Financial advice: NextGenVest has built a retrieval-based neural network powered chatbot to deliver personalised student loan advice to GenZ customers over text message and at scale. The text message service is free and provides students with the help and advice they need to navigate the financial aid and student loan landscape. NextGenVest has already helped over 60 000 students in the US.
Agriculture: From crop and weed detection, disease diagnosis to inspection of fresh produce, the potential for deep learning to improve agricultural outcomes is significant. Uncontrolled weeds cause enormous reductions in crop yield and quality. Ecorobotix , a Swiss startup, has built a system to recognise and spray weeds in real time. The result is a highly targeted application leading to 20x less herbicide used.
Translation: Over the past two years, deep learning has fundamentally changed language translation systems. Older translation systems were built by coding complicated rules defined by linguists. Unfortunately languages don’t follow a rigid set of rules, and these systems didn’t fare well in real-world situations. Statistical translation introduced probabilities and gave more likely translations, which helped with real-world text. While results were better than rule-based systems, these systems were complicated to build and maintain and still required human experts to tweak. Recurrent neural networks can now take in parallel corpora and translate between two languages without the need for human experts.

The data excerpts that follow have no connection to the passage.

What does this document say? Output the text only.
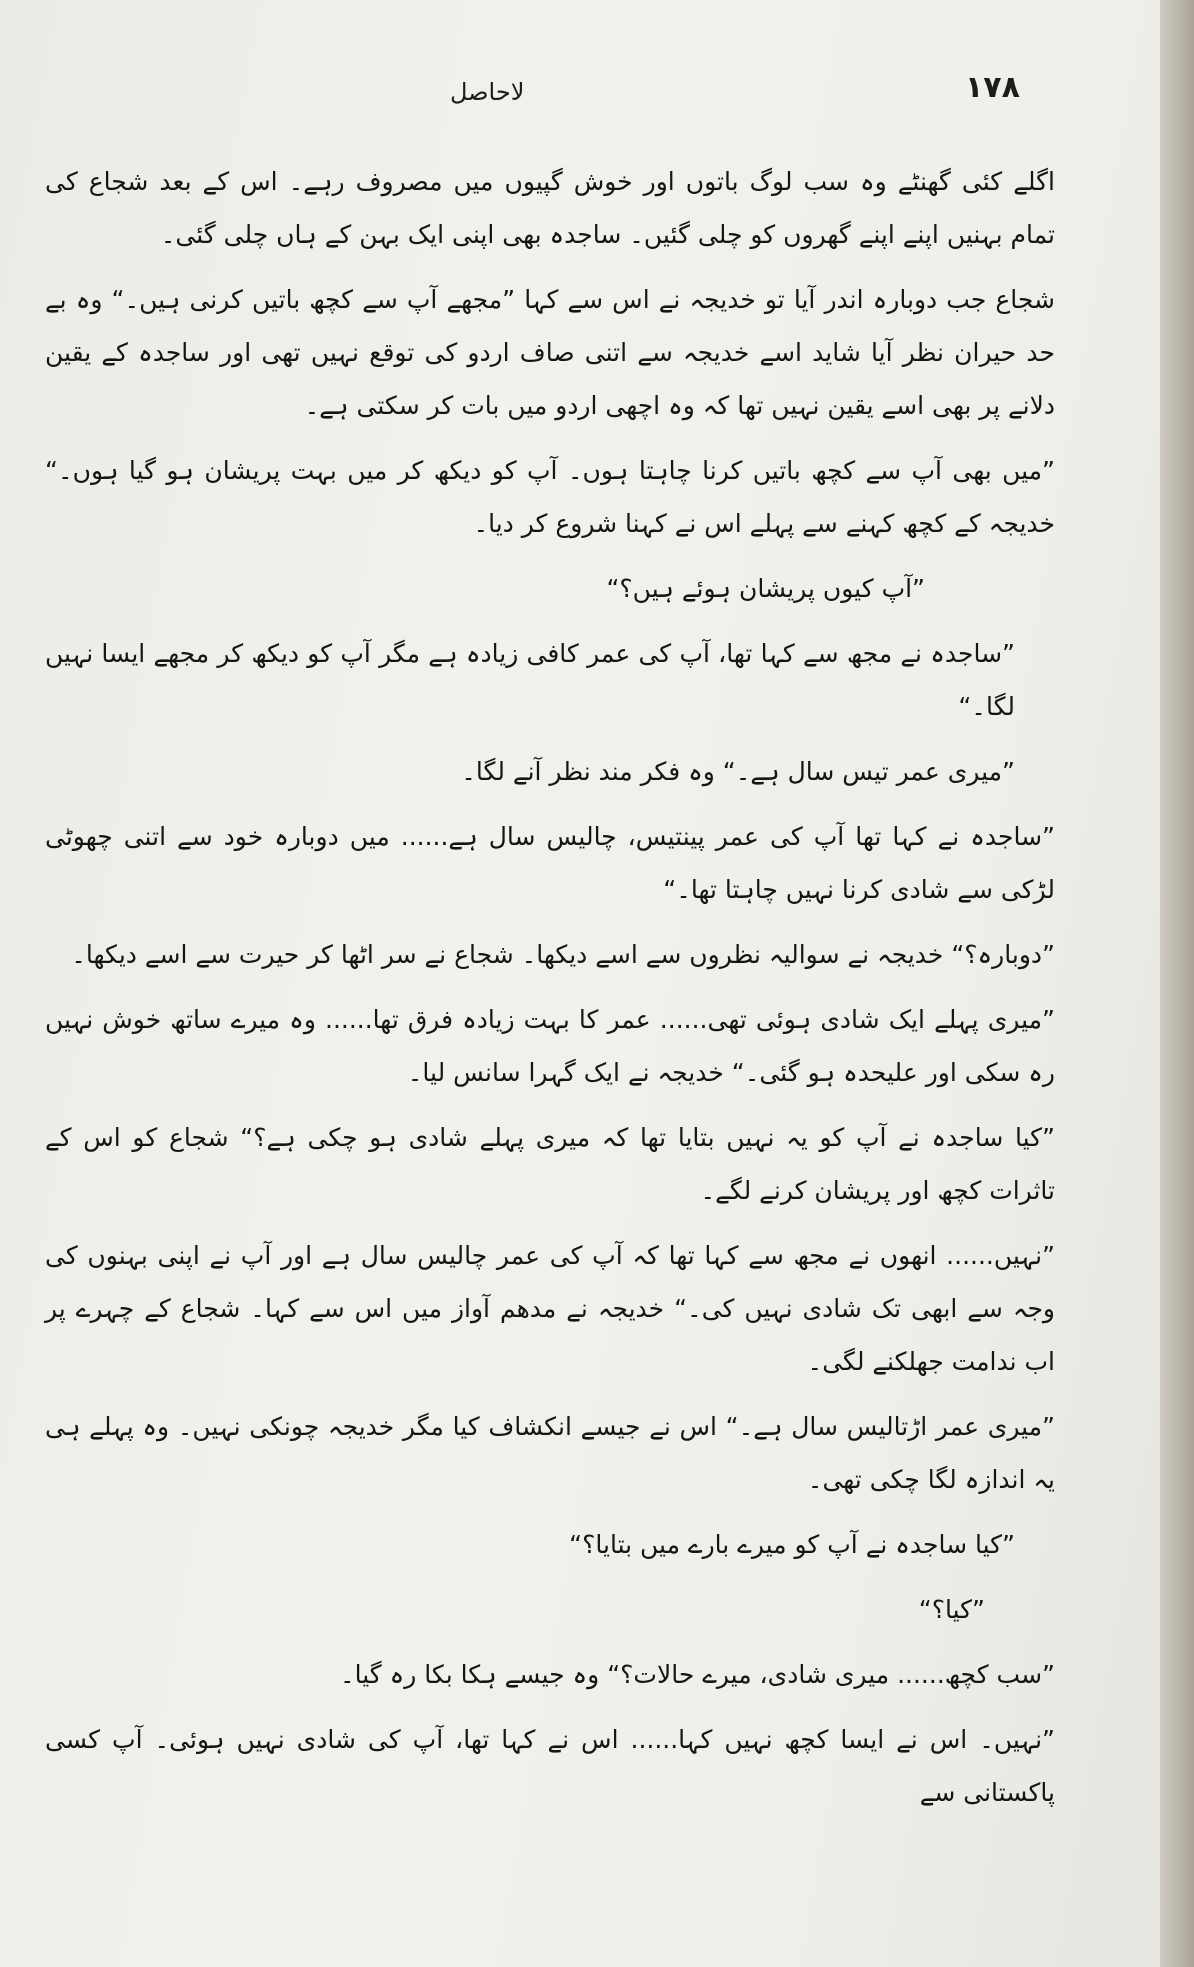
لاحاصل	۱۷۸

اگلے کئی گھنٹے وہ سب لوگ باتوں اور خوش گپیوں میں مصروف رہے۔ اس کے بعد شجاع کی تمام بہنیں اپنے اپنے گھروں کو چلی گئیں۔ ساجدہ بھی اپنی ایک بہن کے ہاں چلی گئی۔

شجاع جب دوبارہ اندر آیا تو خدیجہ نے اس سے کہا ”مجھے آپ سے کچھ باتیں کرنی ہیں۔“ وہ بے حد حیران نظر آیا شاید اسے خدیجہ سے اتنی صاف اردو کی توقع نہیں تھی اور ساجدہ کے یقین دلانے پر بھی اسے یقین نہیں تھا کہ وہ اچھی اردو میں بات کر سکتی ہے۔

”میں بھی آپ سے کچھ باتیں کرنا چاہتا ہوں۔ آپ کو دیکھ کر میں بہت پریشان ہو گیا ہوں۔“ خدیجہ کے کچھ کہنے سے پہلے اس نے کہنا شروع کر دیا۔

”آپ کیوں پریشان ہوئے ہیں؟“

”ساجدہ نے مجھ سے کہا تھا، آپ کی عمر کافی زیادہ ہے مگر آپ کو دیکھ کر مجھے ایسا نہیں لگا۔“

”میری عمر تیس سال ہے۔“ وہ فکر مند نظر آنے لگا۔

”ساجدہ نے کہا تھا آپ کی عمر پینتیس، چالیس سال ہے...... میں دوبارہ خود سے اتنی چھوٹی لڑکی سے شادی کرنا نہیں چاہتا تھا۔“

”دوبارہ؟“ خدیجہ نے سوالیہ نظروں سے اسے دیکھا۔ شجاع نے سر اٹھا کر حیرت سے اسے دیکھا۔

”میری پہلے ایک شادی ہوئی تھی...... عمر کا بہت زیادہ فرق تھا...... وہ میرے ساتھ خوش نہیں رہ سکی اور علیحدہ ہو گئی۔“ خدیجہ نے ایک گہرا سانس لیا۔

”کیا ساجدہ نے آپ کو یہ نہیں بتایا تھا کہ میری پہلے شادی ہو چکی ہے؟“ شجاع کو اس کے تاثرات کچھ اور پریشان کرنے لگے۔

”نہیں...... انھوں نے مجھ سے کہا تھا کہ آپ کی عمر چالیس سال ہے اور آپ نے اپنی بہنوں کی وجہ سے ابھی تک شادی نہیں کی۔“ خدیجہ نے مدھم آواز میں اس سے کہا۔ شجاع کے چہرے پر اب ندامت جھلکنے لگی۔

”میری عمر اڑتالیس سال ہے۔“ اس نے جیسے انکشاف کیا مگر خدیجہ چونکی نہیں۔ وہ پہلے ہی یہ اندازہ لگا چکی تھی۔

”کیا ساجدہ نے آپ کو میرے بارے میں بتایا؟“

”کیا؟“

”سب کچھ...... میری شادی، میرے حالات؟“ وہ جیسے ہکا بکا رہ گیا۔

”نہیں۔ اس نے ایسا کچھ نہیں کہا...... اس نے کہا تھا، آپ کی شادی نہیں ہوئی۔ آپ کسی پاکستانی سے
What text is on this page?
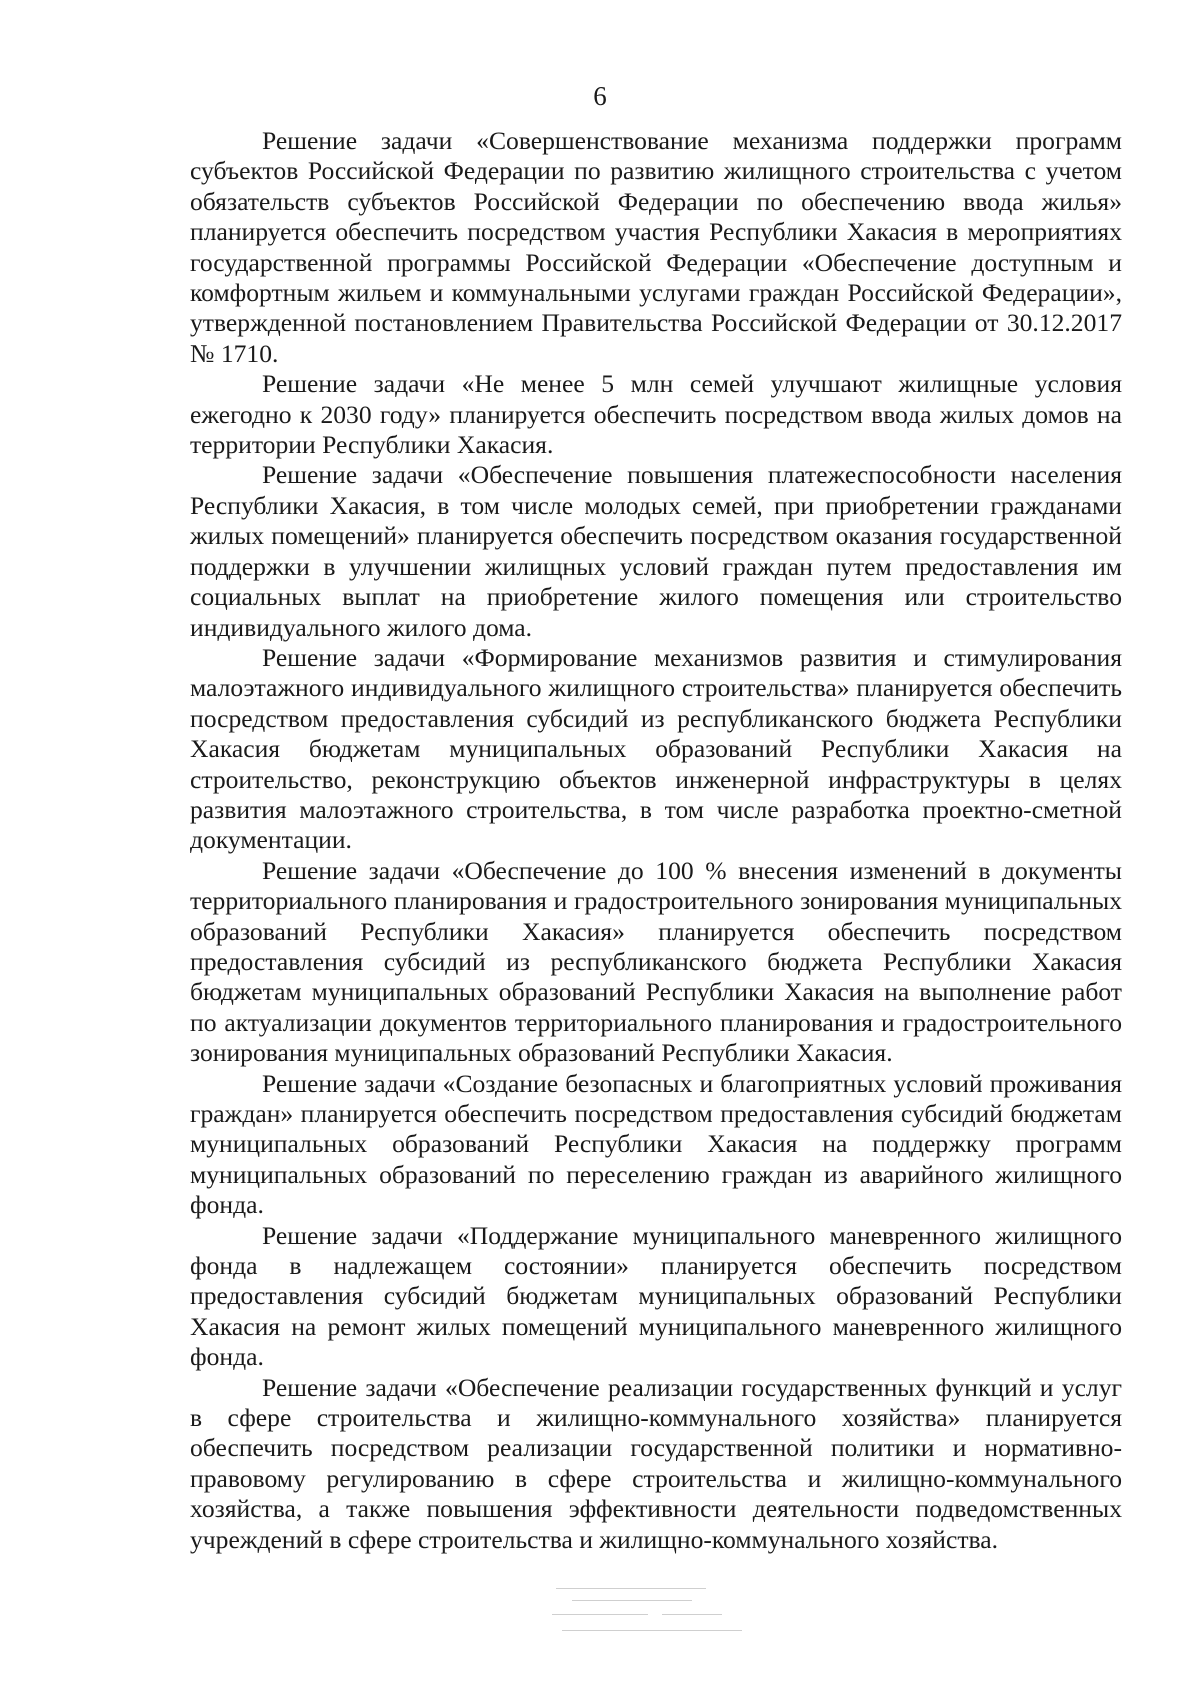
6

Решение задачи «Совершенствование механизма поддержки программ субъектов Российской Федерации по развитию жилищного строительства с учетом обязательств субъектов Российской Федерации по обеспечению ввода жилья» планируется обеспечить посредством участия Республики Хакасия в мероприятиях государственной программы Российской Федерации «Обеспечение доступным и комфортным жильем и коммунальными услугами граждан Российской Федерации», утвержденной постановлением Правительства Российской Федерации от 30.12.2017 № 1710.

Решение задачи «Не менее 5 млн семей улучшают жилищные условия ежегодно к 2030 году» планируется обеспечить посредством ввода жилых домов на территории Республики Хакасия.

Решение задачи «Обеспечение повышения платежеспособности населения Республики Хакасия, в том числе молодых семей, при приобретении гражданами жилых помещений» планируется обеспечить посредством оказания государственной поддержки в улучшении жилищных условий граждан путем предоставления им социальных выплат на приобретение жилого помещения или строительство индивидуального жилого дома.

Решение задачи «Формирование механизмов развития и стимулирования малоэтажного индивидуального жилищного строительства» планируется обеспечить посредством предоставления субсидий из республиканского бюджета Республики Хакасия бюджетам муниципальных образований Республики Хакасия на строительство, реконструкцию объектов инженерной инфраструктуры в целях развития малоэтажного строительства, в том числе разработка проектно-сметной документации.

Решение задачи «Обеспечение до 100 % внесения изменений в документы территориального планирования и градостроительного зонирования муниципальных образований Республики Хакасия» планируется обеспечить посредством предоставления субсидий из республиканского бюджета Республики Хакасия бюджетам муниципальных образований Республики Хакасия на выполнение работ по актуализации документов территориального планирования и градостроительного зонирования муниципальных образований Республики Хакасия.

Решение задачи «Создание безопасных и благоприятных условий проживания граждан» планируется обеспечить посредством предоставления субсидий бюджетам муниципальных образований Республики Хакасия на поддержку программ муниципальных образований по переселению граждан из аварийного жилищного фонда.

Решение задачи «Поддержание муниципального маневренного жилищного фонда в надлежащем состоянии» планируется обеспечить посредством предоставления субсидий бюджетам муниципальных образований Республики Хакасия на ремонт жилых помещений муниципального маневренного жилищного фонда.

Решение задачи «Обеспечение реализации государственных функций и услуг в сфере строительства и жилищно-коммунального хозяйства» планируется обеспечить посредством реализации государственной политики и нормативно-правовому регулированию в сфере строительства и жилищно-коммунального хозяйства, а также повышения эффективности деятельности подведомственных учреждений в сфере строительства и жилищно-коммунального хозяйства.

Seismology: The US state of Oklahoma does not lie on any major faults and is a historically low earthquake area. However in 2015 the state experienced more than 900 earthquakes, thought to be linked to the state’s fracking industry. Seismologists in Oklahoma trained a convolutional neural network to recognise background noise in seismically “quiet” areas. Ambient sounds can now be removed from the data leaving behind small earthquakes that had previously been masked. It also allows the identification of the rough location of individual earthquakes. This method allows the detection of even the smallest of quakes and seismologists hope it will eventually lead to prediction of earthquakes across the state.
From these examples it’s evident that deep learning techniques are set to solve some of our biggest challenges across a range of sectors.